Aset apa yang paling aman saat suku bunga naik?

Deposito bank dan Surat Berharga Negara (SBN) ritel adalah instrumen yang paling diuntungkan dan relatif paling aman saat suku bunga tinggi. Keduanya memberikan imbal hasil yang lebih tinggi dengan risiko yang sangat rendah. Reksa dana pasar uang juga bisa menjadi pilihan yang baik karena biasanya mengikuti tren kenaikan suku bunga.

Apakah harga saham pasti turun saat suku bunga naik?

Tidak selalu dan tidak seragam. Saham-saham dengan fundamental lemah dan utang tinggi memang cenderung lebih rentan. Namun, saham perbankan justru seringkali diuntungkan. Saham perusahaan dengan arus kas kuat dan rasio utang rendah pun lebih tahan banting.
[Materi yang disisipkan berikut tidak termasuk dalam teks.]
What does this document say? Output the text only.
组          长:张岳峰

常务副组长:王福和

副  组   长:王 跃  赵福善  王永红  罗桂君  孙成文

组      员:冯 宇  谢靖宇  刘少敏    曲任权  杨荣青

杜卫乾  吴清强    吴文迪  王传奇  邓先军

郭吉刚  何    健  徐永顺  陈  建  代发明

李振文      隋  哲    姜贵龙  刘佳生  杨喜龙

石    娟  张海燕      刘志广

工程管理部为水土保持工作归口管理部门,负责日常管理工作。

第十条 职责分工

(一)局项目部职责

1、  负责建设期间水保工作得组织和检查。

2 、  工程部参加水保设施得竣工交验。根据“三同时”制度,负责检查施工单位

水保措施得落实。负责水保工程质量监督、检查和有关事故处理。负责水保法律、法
Yang penting, lakukan analisis fundamental sebelum membuat keputusan investasi.

Apa yang sebaiknya dilakukan investor pemula saat suku bunga naik?
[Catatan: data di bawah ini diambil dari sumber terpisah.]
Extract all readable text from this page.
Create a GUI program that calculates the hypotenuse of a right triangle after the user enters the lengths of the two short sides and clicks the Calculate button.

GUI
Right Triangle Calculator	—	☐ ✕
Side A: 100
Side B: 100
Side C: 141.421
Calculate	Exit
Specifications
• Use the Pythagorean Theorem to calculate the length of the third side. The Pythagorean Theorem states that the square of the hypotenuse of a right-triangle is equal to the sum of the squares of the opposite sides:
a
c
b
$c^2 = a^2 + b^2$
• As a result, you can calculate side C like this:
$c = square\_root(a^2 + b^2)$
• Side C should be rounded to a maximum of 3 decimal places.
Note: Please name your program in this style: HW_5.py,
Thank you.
Tiga langkah sederhana untuk pemula: pertama, diversifikasikan portofolio dengan memasukkan sebagian dana ke deposito atau SBN; kedua, hindari membuat keputusan impulsif berdasarkan berita jangka pendek; dan ketiga, fokus pada tujuan investasi jangka panjang. Jika kamu baru mulai, menempatkan sebagian dana di reksa dana pasar uang atau deposito sambil belajar memahami pasar adalah strategi yang sangat masuk akal.

Kesimpulannya,

Kenaikan suku bunga adalah peristiwa yang pasti terjadi dalam siklus ekonomi, bukan sesuatu yang perlu ditakuti secara berlebihan. Yang membedakan investor sukses dari yang lain bukan kemampuan memprediksi kapan suku bunga naik atau turun, melainkan kesiapan dalam menghadapi berbagai skenario.

Kita sudah mempelajari bahwa hampir semua kelas aset terpengaruh saat suku bunga berubah: saham cenderung tertekan, emas kehilangan daya tariknya, kripto bisa anjlok tajam, dan properti mengalami perlambatan permintaan. Di sisi lain, deposito dan instrumen fixed income justru menjadi bintang di tengah badai.
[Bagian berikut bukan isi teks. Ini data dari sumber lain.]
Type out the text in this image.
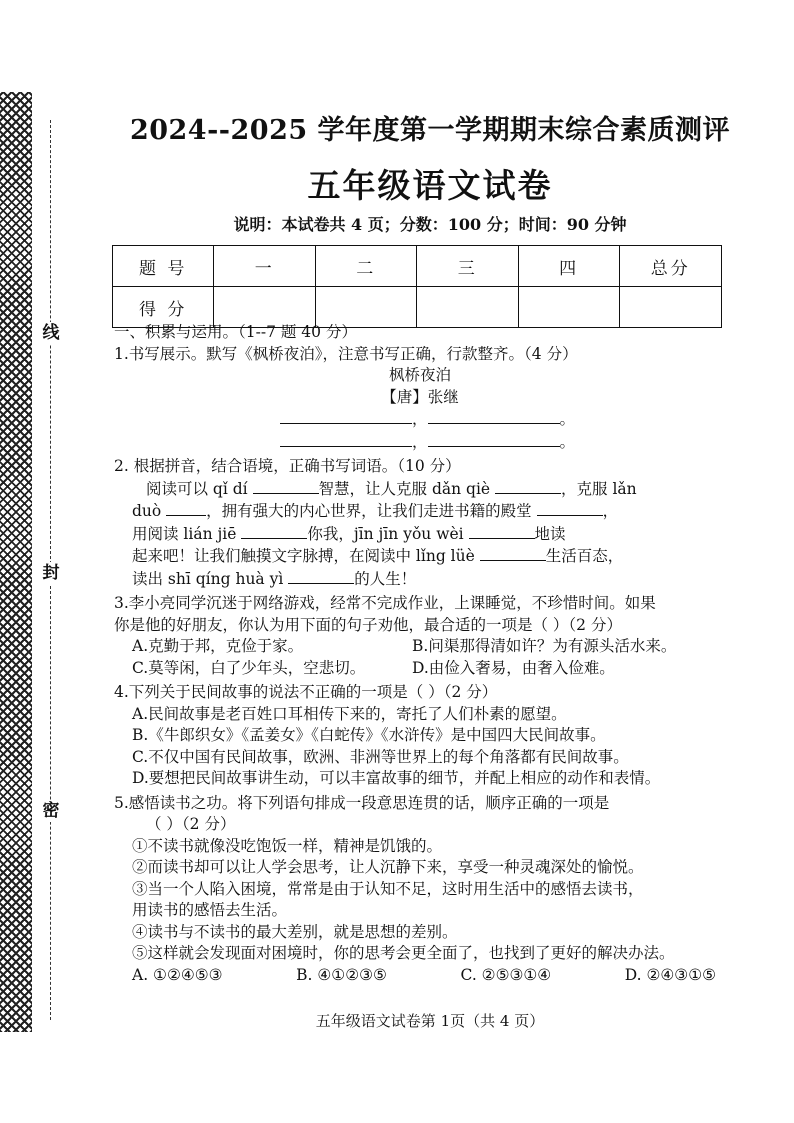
线
封
密
2024--2025 学年度第一学期期末综合素质测评
五年级语文试卷
说明：本试卷共 4 页；分数：100 分；时间：90 分钟
题 号	一	二	三	四	总分
得 分					
一、积累与运用。（1--7 题 40 分）
1.书写展示。默写《枫桥夜泊》，注意书写正确，行款整齐。（4 分）
枫桥夜泊
【唐】张继
，	。
，	。
2. 根据拼音，结合语境，正确书写词语。（10 分）
阅读可以 qǐ dí	智慧，让人克服 dǎn qiè	，克服 lǎn
duò	，拥有强大的内心世界，让我们走进书籍的殿堂	，
用阅读 lián jiē	你我，jīn jīn yǒu wèi	地读
起来吧！让我们触摸文字脉搏，在阅读中 lǐng lüè	生活百态，
读出 shī qíng huà yì	的人生！
3.李小亮同学沉迷于网络游戏，经常不完成作业，上课睡觉，不珍惜时间。如果
你是他的好朋友，你认为用下面的句子劝他，最合适的一项是（ ）（2 分）
A.克勤于邦，克俭于家。	B.问渠那得清如许？为有源头活水来。
C.莫等闲，白了少年头，空悲切。	D.由俭入奢易，由奢入俭难。
4.下列关于民间故事的说法不正确的一项是（ ）（2 分）
A.民间故事是老百姓口耳相传下来的，寄托了人们朴素的愿望。
B.《牛郎织女》《孟姜女》《白蛇传》《水浒传》是中国四大民间故事。
C.不仅中国有民间故事，欧洲、非洲等世界上的每个角落都有民间故事。
D.要想把民间故事讲生动，可以丰富故事的细节，并配上相应的动作和表情。
5.感悟读书之功。将下列语句排成一段意思连贯的话，顺序正确的一项是
（ ）（2 分）
①不读书就像没吃饱饭一样，精神是饥饿的。
②而读书却可以让人学会思考，让人沉静下来，享受一种灵魂深处的愉悦。
③当一个人陷入困境，常常是由于认知不足，这时用生活中的感悟去读书，
用读书的感悟去生活。
④读书与不读书的最大差别，就是思想的差别。
⑤这样就会发现面对困境时，你的思考会更全面了，也找到了更好的解决办法。
A. ①②④⑤③	B. ④①②③⑤	C. ②⑤③①④	D. ②④③①⑤
五年级语文试卷第 1页（共 4 页）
Strategi terbaik adalah tidak bereaksi secara ekstrem ke satu sisi. Diversifikasi tetap menjadi kunci, dikombinasikan dengan pemilihan aset yang cermat berdasarkan fundamental, serta mental investor jangka panjang yang tidak goyah oleh gejolak jangka pendek.

Di tahun 2026 ini, lanskap investasi global memang penuh dinamika. Ketidakpastian kebijakan moneter, gejolak geopolitik, dan perkembangan teknologi keuangan terus membentuk ulang cara kita berinvestasi. Tapi satu hal yang tidak berubah: investor yang terus belajar, beradaptasi, dan berpikir jangka panjang akan selalu memiliki keunggulan.

Jadi, mulai hari ini, jadikan suku bunga bukan sebagai momok yang menakutkan, melainkan sebagai sinyal pasar yang bisa kamu baca dan manfaatkan untuk mengoptimalkan portofolio investasimu. Selamat berinvestasi dengan bijak!